新婚1ヶ月で入院してしまって、まだまだ恋人のまま、きれいごとばかり、いい顔ばかりしか見せていなかった。
「ああ、この人には全部あずけていいんだな」と実感した瞬間だった。

子供は、第1子を悠太、第2子を光太と名づけた。
確か、夫が名前の読みを、私が漢字を当てたと思う。字画なんかそっちのけ、雰囲気一番で字をあててしまったのだが、よかったのかな?
二人は幸い、32週という早産にもかかわらず自力で呼吸もでき、様態も安定しているとのことだった。

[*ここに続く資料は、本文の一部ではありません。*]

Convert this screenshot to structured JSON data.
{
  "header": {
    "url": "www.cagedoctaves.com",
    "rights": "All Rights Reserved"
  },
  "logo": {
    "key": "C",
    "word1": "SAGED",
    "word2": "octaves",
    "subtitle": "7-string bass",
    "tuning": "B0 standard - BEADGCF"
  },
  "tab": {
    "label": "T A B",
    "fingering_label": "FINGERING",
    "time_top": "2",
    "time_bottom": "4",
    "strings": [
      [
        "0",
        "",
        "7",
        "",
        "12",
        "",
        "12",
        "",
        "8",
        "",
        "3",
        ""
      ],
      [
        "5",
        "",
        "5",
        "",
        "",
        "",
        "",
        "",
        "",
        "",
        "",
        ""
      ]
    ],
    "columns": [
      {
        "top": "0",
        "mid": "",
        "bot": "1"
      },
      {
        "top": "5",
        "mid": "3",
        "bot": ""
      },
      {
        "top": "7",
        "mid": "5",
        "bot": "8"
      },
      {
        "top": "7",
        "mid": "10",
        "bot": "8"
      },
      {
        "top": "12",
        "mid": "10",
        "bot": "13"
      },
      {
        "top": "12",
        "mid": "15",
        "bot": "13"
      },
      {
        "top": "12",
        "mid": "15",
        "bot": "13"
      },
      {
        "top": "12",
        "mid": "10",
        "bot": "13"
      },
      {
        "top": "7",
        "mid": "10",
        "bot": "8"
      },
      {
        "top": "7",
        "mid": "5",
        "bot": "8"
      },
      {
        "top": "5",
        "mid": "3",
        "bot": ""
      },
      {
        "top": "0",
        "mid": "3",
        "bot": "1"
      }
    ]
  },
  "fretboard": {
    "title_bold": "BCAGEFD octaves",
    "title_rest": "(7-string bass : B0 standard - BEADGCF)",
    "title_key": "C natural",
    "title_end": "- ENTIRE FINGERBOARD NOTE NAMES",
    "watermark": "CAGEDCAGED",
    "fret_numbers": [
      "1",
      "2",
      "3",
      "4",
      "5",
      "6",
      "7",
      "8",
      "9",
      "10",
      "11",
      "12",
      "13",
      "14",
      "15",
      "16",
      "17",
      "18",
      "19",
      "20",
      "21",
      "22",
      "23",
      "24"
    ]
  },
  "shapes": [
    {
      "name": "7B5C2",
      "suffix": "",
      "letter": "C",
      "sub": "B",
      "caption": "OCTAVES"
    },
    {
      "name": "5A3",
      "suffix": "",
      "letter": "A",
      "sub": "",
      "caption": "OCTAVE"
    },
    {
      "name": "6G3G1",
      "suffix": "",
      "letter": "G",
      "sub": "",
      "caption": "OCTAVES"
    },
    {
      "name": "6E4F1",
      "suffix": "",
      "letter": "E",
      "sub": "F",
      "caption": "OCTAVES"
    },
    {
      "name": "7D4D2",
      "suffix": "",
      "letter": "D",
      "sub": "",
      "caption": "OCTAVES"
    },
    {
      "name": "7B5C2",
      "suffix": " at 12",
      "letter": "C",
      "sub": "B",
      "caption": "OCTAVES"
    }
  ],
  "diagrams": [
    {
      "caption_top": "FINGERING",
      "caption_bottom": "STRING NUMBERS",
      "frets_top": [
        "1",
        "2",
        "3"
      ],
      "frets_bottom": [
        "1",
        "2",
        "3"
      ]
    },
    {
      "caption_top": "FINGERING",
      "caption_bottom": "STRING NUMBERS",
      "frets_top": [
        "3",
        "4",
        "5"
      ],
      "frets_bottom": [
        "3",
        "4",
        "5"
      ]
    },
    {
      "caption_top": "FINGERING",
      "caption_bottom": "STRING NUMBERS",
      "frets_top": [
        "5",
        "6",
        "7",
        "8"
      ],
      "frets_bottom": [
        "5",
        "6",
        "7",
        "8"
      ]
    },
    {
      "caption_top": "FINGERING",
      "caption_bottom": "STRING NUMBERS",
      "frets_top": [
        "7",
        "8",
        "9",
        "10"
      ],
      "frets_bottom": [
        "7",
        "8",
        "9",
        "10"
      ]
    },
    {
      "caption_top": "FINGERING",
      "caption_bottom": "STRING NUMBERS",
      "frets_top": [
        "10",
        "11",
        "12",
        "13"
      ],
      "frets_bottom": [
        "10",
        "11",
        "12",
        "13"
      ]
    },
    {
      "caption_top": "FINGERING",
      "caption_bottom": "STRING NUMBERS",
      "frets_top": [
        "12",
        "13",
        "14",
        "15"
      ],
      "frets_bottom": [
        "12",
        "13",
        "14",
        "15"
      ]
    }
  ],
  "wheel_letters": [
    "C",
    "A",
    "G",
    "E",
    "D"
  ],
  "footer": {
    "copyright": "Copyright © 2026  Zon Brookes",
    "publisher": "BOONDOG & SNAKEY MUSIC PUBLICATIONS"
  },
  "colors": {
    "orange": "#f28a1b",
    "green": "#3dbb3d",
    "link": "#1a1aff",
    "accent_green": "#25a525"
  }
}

予定より2ヶ月も早く、1700グラム、1195グラムと小さく生まれた二人。
でも、私は「小さく産んでしまってごめんね」という気持ちにはならなかった。自分も、体力・精神力の限界を超えてこの子たちのために頑張った、という自負があったからだ。
私も頑張った、この子たちも頑張った。そして、この結果だったのだ。
「後はお前たちの生命力に任せるぞ」といったところだろうか。

 実際、この子たちがすべてを選んで生まれてきたとしか思えない。
父親を選び、母親の腹を借り(母親の選択はちょっとミスったか?)、自分たちが生まれてくるための最善の病院を選び、生まれる日も、その時間帯さえもこの子たちが選んだのだ。
 自分たちが無事生まれるために。
 自分たちが生きるために。
 それが、この子たちの生命力じゃなくてなんだろう?

 2001年7月26日。 悠太、光太、誕生。